Doug Rothschild

No. 54
- Position: Linebacker

Personal information
- Born: April 27, 1965 (age 61) Sunnyvale, California, U.S.
- Listed height: 6 ft 2 in (1.88 m)
- Listed weight: 231 lb (105 kg)

Career information
- High school: Fremont (Sunnyvale)
- College: Wheaton
- NFL draft: 1987: undrafted

Career history
- Chicago Bears (1987); Cincinnati Bengals (1988)*;
- * Offseason or practice squad member only

Awards and highlights
- Wheaton College Hall of Honor (2007);

Career NFL statistics
- Games played: 3
- Stats at Pro Football Reference

= Doug Rothschild =

American football player (born 1965)

Douglas Robert Rothschild (born April 27, 1965) is an American former professional football player who was a linebacker for one season in the National Football League (NFL) for the Chicago Bears. He played college football for the Wheaton Thunder.

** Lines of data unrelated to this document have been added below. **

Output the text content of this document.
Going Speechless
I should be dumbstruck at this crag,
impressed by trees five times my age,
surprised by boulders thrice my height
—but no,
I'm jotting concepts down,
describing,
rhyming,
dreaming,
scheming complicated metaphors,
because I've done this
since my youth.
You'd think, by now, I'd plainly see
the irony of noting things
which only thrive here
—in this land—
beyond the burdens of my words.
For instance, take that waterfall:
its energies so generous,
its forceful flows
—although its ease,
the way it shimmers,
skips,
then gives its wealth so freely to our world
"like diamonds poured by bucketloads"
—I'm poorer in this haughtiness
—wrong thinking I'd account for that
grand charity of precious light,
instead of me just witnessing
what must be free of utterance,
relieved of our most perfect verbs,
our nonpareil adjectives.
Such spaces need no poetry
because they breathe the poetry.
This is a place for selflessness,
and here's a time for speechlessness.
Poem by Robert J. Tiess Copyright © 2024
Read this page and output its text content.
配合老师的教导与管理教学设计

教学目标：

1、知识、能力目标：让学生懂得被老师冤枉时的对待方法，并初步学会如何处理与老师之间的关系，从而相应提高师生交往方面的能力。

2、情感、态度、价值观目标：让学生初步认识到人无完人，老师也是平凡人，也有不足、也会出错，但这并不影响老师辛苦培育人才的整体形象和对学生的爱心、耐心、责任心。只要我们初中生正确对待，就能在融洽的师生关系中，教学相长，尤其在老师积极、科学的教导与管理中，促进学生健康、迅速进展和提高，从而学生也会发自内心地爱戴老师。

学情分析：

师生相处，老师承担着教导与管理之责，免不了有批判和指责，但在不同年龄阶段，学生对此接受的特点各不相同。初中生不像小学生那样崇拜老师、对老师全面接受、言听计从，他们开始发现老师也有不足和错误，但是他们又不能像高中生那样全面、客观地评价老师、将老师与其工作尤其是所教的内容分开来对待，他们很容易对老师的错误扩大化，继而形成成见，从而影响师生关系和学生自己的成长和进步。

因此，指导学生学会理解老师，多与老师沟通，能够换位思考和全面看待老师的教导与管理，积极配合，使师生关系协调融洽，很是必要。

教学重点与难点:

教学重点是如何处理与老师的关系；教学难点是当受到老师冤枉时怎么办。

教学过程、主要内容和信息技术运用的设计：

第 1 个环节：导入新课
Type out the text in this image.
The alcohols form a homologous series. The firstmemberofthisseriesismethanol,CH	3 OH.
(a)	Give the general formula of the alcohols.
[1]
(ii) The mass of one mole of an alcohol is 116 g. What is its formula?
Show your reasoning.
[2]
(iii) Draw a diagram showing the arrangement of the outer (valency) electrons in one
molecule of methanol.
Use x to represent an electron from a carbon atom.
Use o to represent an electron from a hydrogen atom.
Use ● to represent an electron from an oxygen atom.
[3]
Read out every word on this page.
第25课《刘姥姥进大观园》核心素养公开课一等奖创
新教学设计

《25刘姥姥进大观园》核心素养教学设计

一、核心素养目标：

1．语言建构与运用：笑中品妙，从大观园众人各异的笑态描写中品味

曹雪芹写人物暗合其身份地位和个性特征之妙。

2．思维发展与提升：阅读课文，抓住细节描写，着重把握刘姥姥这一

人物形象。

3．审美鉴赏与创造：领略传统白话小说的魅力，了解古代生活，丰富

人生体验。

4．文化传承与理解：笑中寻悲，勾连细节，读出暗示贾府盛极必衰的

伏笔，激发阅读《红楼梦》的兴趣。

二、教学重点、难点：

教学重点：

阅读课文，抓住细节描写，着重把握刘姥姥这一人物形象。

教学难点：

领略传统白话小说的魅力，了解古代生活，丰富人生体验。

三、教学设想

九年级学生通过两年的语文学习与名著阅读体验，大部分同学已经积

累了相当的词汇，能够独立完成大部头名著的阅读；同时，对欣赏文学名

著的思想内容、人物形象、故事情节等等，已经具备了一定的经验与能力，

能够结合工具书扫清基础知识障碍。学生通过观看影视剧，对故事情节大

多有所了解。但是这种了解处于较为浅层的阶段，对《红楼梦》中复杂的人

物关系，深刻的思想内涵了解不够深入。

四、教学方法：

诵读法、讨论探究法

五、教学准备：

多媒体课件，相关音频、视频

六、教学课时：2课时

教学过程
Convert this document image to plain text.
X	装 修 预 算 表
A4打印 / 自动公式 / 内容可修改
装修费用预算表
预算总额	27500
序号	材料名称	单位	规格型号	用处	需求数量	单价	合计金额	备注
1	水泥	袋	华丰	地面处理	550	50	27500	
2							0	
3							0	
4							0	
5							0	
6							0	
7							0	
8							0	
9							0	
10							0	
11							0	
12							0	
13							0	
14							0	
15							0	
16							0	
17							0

==Early life and education==
Rothschild was born on April 27, 1965, in Sunnyvale, California. He attended Fremont High School there, before playing college football at Wheaton College in Illinois. At the time of his graduation, with 22 quarterback sacks, he was second all-time among Wheaton players. He recorded nine sacks in both 1985 and 1986, leading the conference in both seasons. Rothschild was inducted into the Wheaton College Hall of Honor in 2007.

==Professional career==
After going unselected in the 1987 NFL draft, Rothschild was signed by the Chicago Bears as an undrafted free agent on May 8, 1987. He was released in August but re-signed in late September as a replacement player during the 1987 NFL strike. He appeared in three games, none as a starter, playing linebacker. Rothschild was released at the end of the strike.

In , Rothschild was signed by the Cincinnati Bengals, and played in their 14–7 victory in the Pro Football Hall of Fame Game. He was released shortly afterwards, ending his professional career.